Individual identity is not very strong for habit creation though. It's easy to put it aside and bend the rules of your identity, and even change the rules of your identity, since it's your individual identity. If you create a group identity, changing the rules becomes much harder. Now you have to get the group to agree to any rule changes.
E.g. if you like eating chocolate, try adopting the identity fragment "I'm a person who doesn't eat chocolate", and find out how long that lasts. Not long, and it triggers cognitive dissonance that makes you remove the identity fragment as it doesn't match your actions. Now try the same with the identity fragment "I'm a member of the Super Team" and the group identity fragment "Super Team members do not eat chocolate". This is harder to break, as you either have to quit or betray Super Team, or get Super Team to change their group identity. And when transgressing, cognitive dissonance doesn't come into play that much, as your identity as Super Team member is not in doubt, and the group identity of the Super Team is not in doubt either. You'll just gain a transgressor trait, which you have to seek forgiveness for with amends. But it doesn't break the "shouldn't eat chocolate" identity, so you'll retain the inhibitory effect.
The high-level design doc for BatWerk is Ring Fit meets Duolingo. Driving optional activity to improve health and mental state.
Habit creation. Maintaining the habit. Removing barriers to activity. Increasing reward level. Random rewards vs learned fixed rewards. Accumulating rewards to create investment. Playing the game creates shareable detritus that can earn you social capital (sharing funny videos of your workout, pictures to brag about achieving full rings, total coin count, and streaks.) Identity, group identity, character creation and building.
Minimal Effort
What I tried to do in BatWerk is cut the amount of pre-exercise hassle to a minimum. It's literally open the app and go. You don't have to touch the phone to start the move timers, just tilt the phone or walk to the bat that starts the timer. You don't have to choose anything, there's nothing to think about or plan or ponder, you just do the moves until you've had enough. Simple and effective.
There's a reason why I can do 12 ring sessions a day: the sessions have zero setup and zero teardown, it's all useful moves and motivation. And a session doesn't heat you up enough to make you sweat a lot, even in the subtropical summer here, so they don't require changing clothes and showering. I'm doing them standing next to my desk. I'm doing them sitting in the bus. In the elevator.

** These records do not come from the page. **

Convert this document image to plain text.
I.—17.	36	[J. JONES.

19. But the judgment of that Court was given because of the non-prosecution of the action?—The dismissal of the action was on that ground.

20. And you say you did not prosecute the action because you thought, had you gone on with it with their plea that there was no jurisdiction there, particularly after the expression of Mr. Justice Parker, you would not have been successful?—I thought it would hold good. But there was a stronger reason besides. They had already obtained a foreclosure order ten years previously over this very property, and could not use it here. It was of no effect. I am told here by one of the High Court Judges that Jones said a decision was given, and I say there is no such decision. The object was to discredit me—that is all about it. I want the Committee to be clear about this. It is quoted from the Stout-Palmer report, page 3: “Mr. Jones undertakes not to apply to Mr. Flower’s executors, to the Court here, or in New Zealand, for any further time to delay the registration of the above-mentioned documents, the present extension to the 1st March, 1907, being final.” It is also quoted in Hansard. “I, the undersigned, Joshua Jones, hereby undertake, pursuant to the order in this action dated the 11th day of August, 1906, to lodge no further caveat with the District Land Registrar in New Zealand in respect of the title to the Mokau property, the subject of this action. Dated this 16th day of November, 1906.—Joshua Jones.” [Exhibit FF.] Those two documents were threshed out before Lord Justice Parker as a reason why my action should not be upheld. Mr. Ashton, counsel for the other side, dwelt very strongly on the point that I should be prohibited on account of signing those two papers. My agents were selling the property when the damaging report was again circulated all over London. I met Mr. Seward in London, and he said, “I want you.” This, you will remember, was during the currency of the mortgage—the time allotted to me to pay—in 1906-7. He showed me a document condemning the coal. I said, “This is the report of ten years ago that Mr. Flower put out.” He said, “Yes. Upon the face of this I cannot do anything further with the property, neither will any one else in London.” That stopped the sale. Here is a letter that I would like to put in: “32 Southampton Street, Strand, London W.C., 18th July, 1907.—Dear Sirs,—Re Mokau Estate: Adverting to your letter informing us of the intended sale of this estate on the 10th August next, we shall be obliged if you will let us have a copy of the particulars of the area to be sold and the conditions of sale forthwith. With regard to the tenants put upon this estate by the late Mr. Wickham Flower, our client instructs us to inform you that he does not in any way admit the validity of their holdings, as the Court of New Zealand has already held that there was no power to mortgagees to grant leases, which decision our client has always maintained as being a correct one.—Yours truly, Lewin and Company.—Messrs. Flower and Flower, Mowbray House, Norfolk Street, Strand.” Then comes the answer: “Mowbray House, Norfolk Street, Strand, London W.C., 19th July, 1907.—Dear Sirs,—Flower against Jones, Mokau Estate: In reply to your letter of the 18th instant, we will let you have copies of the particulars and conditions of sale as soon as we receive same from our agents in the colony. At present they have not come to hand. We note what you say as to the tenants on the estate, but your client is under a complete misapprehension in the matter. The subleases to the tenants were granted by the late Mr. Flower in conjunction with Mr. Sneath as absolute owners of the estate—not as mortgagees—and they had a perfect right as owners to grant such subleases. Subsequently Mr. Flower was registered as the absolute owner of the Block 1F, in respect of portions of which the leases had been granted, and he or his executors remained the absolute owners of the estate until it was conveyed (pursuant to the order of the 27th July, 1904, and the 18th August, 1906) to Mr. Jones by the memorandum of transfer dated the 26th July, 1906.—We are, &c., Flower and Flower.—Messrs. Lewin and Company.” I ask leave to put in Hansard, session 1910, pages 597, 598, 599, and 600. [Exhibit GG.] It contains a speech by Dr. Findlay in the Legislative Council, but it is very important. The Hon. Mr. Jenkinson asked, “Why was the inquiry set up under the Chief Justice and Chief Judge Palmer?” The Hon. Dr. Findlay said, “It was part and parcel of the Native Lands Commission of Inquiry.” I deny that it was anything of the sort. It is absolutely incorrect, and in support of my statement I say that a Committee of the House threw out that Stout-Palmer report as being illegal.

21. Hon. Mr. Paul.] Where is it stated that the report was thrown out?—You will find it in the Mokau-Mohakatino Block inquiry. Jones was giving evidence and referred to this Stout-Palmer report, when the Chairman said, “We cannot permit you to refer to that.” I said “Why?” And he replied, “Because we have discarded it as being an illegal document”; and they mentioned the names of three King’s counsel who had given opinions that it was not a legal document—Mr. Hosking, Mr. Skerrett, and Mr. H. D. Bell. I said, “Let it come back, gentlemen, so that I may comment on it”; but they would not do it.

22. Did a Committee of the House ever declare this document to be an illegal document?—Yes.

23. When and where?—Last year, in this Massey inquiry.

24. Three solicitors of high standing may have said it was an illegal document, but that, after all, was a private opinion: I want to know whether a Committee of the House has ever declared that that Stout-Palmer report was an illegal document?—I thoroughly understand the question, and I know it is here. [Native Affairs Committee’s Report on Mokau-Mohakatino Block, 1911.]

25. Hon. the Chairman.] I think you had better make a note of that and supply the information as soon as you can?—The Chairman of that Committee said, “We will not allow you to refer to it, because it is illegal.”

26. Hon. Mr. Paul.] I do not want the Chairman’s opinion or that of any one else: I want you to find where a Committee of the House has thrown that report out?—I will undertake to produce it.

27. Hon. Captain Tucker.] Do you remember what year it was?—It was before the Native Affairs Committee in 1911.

A while back I wanted to get out of bed faster so I did moves after I woke up, still lying in bed.
The design goal for the ring sessions is to get you moving enough to get you energized, but not so intense that you'd get sweaty. After doing a session, you should feel like "Yeah! Time to work!" and not "Wow, that was great, I need a rest now." If I manage to keep up a decent pace of rings over the day, I don't really get the post-lunch tiredness or the 4 o'clock sleepiness. When I manage to couple that with regular use of the task mode in the app, todo lists fly by.
A Good Day Every Day
In a way, what I'm trying to do here is Monte Carlo integration of a good day. You start the day at zero, then do random activity over the day and have completed a full successful day at the end of it. Too much routine gets boring and reduces performance through lack of motivation, too little routine makes it difficult to get the necessary things done. So you want something that creates maximum structure and impact with high motivation and high interest.